The new rules are already in place and have started being phased this year.
Pascal Saint-Amans, the director of the Organisation of Economic Co-operation and Development’s (OECD) centre for tax policy and administration, said that once countries implement minimum standards in reforming the global tax system, as required by the organisation’s base erosion and profit shifting (Beps) project, to which South Africa is a signatory, arrangements such as those between Ireland and Apple will no longer be possible.
Crawford Spence, a professor of accounting at the Warwick Business School in the UK, said countries have been spurred on by transnational initiatives such as Beps and are quickly developing the confidence to tackle these issues.
The new rules require country-bycountry reporting on what tax multinationals pay in each country.
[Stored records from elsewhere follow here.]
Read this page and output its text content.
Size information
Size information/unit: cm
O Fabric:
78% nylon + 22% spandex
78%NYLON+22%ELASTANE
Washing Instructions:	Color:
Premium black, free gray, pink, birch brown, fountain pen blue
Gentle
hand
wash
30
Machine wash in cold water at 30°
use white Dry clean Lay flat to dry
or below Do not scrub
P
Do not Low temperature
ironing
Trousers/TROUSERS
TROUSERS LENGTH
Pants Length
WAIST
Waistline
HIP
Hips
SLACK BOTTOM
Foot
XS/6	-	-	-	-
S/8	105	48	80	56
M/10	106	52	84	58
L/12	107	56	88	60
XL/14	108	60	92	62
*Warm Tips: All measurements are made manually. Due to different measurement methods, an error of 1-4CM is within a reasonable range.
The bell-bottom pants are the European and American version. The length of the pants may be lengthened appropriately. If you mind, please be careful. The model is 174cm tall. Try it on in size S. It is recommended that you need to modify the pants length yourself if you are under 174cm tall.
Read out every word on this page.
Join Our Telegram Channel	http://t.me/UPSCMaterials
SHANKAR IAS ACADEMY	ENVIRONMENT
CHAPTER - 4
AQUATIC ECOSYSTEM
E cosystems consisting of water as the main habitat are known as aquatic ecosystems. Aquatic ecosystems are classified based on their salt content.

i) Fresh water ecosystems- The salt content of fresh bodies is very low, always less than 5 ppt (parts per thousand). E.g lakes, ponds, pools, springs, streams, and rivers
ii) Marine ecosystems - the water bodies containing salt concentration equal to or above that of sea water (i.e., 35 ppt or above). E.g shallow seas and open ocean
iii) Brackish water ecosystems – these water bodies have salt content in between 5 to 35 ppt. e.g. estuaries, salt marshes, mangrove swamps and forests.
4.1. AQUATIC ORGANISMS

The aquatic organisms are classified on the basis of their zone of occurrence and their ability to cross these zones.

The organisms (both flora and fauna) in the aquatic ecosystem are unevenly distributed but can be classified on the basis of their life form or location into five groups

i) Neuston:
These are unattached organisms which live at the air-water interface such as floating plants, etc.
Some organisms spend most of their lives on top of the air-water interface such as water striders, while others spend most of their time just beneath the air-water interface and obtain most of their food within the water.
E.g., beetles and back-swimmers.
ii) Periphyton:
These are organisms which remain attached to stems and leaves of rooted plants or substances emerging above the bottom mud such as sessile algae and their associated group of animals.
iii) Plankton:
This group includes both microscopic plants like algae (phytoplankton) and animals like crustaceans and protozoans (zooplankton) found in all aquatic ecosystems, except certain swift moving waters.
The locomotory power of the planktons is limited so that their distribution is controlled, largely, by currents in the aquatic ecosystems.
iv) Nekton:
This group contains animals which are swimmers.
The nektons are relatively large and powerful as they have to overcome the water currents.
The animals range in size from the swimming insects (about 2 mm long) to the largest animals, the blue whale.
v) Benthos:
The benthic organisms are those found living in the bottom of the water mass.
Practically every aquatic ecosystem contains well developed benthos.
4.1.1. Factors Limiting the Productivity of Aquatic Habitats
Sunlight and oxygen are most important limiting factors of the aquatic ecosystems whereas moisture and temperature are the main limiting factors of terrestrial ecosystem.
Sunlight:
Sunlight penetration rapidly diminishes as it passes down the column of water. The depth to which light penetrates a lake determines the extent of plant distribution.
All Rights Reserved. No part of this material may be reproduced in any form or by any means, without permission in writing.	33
But some serious issues remain because the G20/OECD reforms do not require multinationals to disclose this information publicly.
It will be made available only to the tax authorities in the respective countries.
Liz Confalone, policy counsel at Global Financial Integrity, said top of the organisation’s agenda is to ensure the country-by-country reporting is made public.
“It’s a fair criticism and those asking for transparency have good arguments,” said Saint-Amans. “That said, we start from a situation where there is nothing.
“The big guys who have the information … they don’t feel like going public. Countries are sovereign and do what they want. They said they will give it up if it is only shared with tax authorities.”
The reasons not to release the information i nclude a concern about sensitive information being revealed to competitors. The OECD sought to secure a compromise instead of pushing for more and possibly losing it all, Saint-Amans said.
Another criticism is the reforms do not go far enough to curb the abuse of transfer pricing, which allows corporates to shift profits to subsidiaries in jurisdictions where they can pay little or no tax.
Saint-Amans said, although some economists are suggesting the taxing corporates as a single entity, the view is not shared by many.
“Nobody has pushed for this. There is almost consensus that nobody is ready,” he said.
Instead, the organisation has made realistic attempts to start fixing the system.
He was also not convinced that such taxation would be the best solution. “When you look at it, you will find a number of flaws, not the least being that the benefits of it have never been tested.
“When you start reflecting on it, you will see serious issues arising.”
The project appears to be creating some ructions already as countries prepare to implement reforms, with some multinationals issuing profit warnings as a result of the incoming Beps requirements.
Referring to the current initiative, Saint-Amans said: “I’m not saying it’s great. I’m saying it’s much better.”